A Favor by Edmund Blair Leighton
I’ve always liked August. It holds my birthday, after all, and has traditionally had lots of other fun things going on. But on the other hand, it’s the end of summer. The start of school. For any household with kids, August signals a change in seasons, even though the heat of summer’s still upon us.
This year, when the page in the calendar flipped, it kinda got to me. I looked down at the project that had been my primary goal, and I see that it’s not all that far along. And that feeling of failure swamped me. That feeling of What have I been doing? How have I wasted my time?
Then I remember that I haven’t been twiddling my thumbs. I’ve been editing a lot, which is great and necessary. I wrote a novella that I’m excited to get to use for promotion between the first two books of the Culper Ring Series. And I got a good chunk done on another project.
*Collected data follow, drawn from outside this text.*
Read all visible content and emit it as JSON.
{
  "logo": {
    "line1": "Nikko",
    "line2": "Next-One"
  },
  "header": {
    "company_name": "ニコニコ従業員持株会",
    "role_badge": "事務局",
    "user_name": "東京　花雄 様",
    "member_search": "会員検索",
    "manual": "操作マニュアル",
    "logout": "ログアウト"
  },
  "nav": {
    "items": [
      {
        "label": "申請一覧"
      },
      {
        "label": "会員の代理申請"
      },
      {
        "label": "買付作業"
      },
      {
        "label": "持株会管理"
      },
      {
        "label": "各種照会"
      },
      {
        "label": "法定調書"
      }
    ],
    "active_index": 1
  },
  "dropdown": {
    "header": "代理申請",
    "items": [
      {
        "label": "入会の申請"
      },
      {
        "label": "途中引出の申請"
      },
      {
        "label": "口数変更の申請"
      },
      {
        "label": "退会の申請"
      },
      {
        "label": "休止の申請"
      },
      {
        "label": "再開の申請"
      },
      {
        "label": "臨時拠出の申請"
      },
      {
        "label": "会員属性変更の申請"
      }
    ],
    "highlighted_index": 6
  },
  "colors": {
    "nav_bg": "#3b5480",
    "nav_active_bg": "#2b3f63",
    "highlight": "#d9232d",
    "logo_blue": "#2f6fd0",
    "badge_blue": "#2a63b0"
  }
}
A project that got stalled, perhaps even nixed for good. Which thought still brings me a pang.
I’m a writer–I know rejection well. I’ve had to put aside countless projects over the years. But for some reason, this one still gets me down now and then. Primarily, I think, because it’s intertwined with a couple other projects in my mind, which have also been stalled. Put on hold. Which they’ve been on so long that they’ve gone from “paused” to “stop.”
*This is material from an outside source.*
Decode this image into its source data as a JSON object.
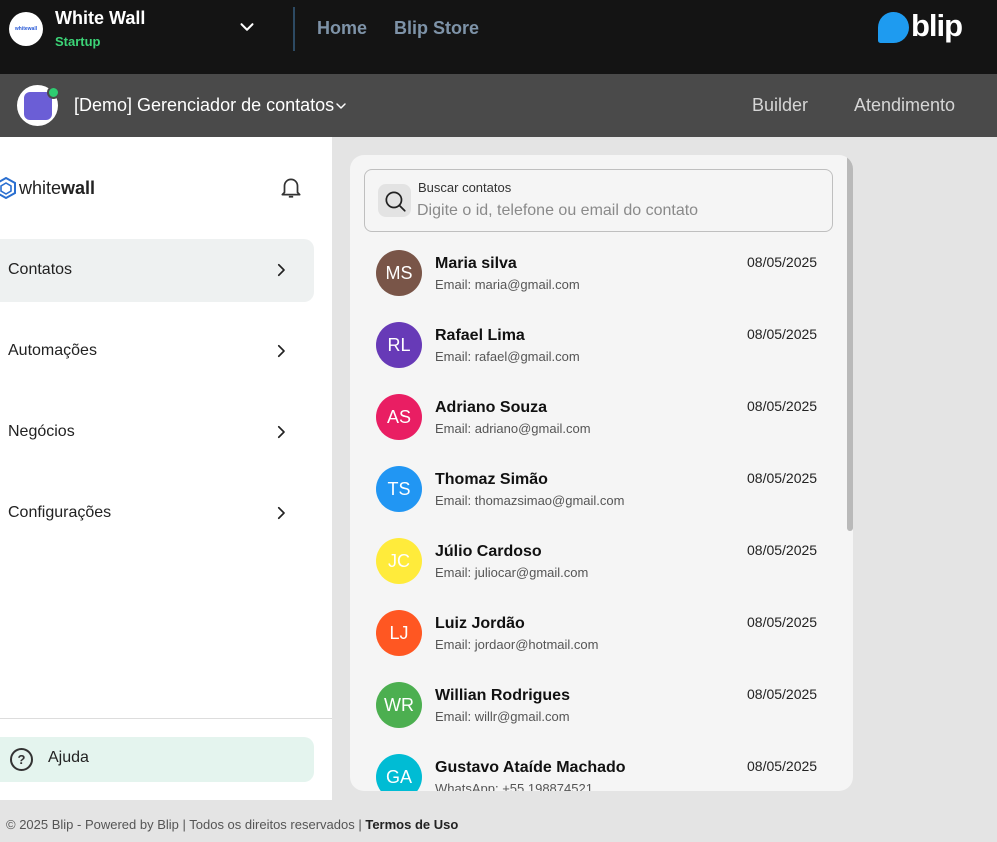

I’m not sure I can really explain this echoey sigh that fills me when I think about these things lately. I can see where the way things have fallen out is without doubt for the best. I can see that the Lord has His plan in it and have to nod at the wisdom. 
But still there’s just this sense of loss. Lost dreams. Lost time spent on them when I could have been working on the project that’s a sure thing.
I have to trust there, though, too, don’t I? Trust that that time spent was for a purpose too. That it wasn’t wasted.
The funny thing is that I have no problem looking at the years spent on that pile of books in my computer that are unpublished and give them a thumb’s up. Because I learned from them, because they made me who I am, because I still hope that some of them will have their day. So why can’t I look at the month and a half spent on these projects the same way?
I’m really not sure, but it’s something I’ve been giving to the Lord again and again. And again, and again, I have to remind myself that I haven’t failed. That I’m doing just fine, thank you very much, on my primary project.
With mere weeks left in my “free” time this summer–or at least before the home school year starts–I can’t help but number my days and try to figure out how to catch up with where I wanted to be. But the real task here isn’t to write a chapter a day and edit two books for WhiteFire. The real task is to lay these stalled dreams on the alter and trust. Trust that lost dreams and lost time and lost motivation are all part of God’s plan for me to find something better. To find His path for me. To find Him in new ways.
It’s hard, when those echoey sighs billow through me. But then . . . trust always is.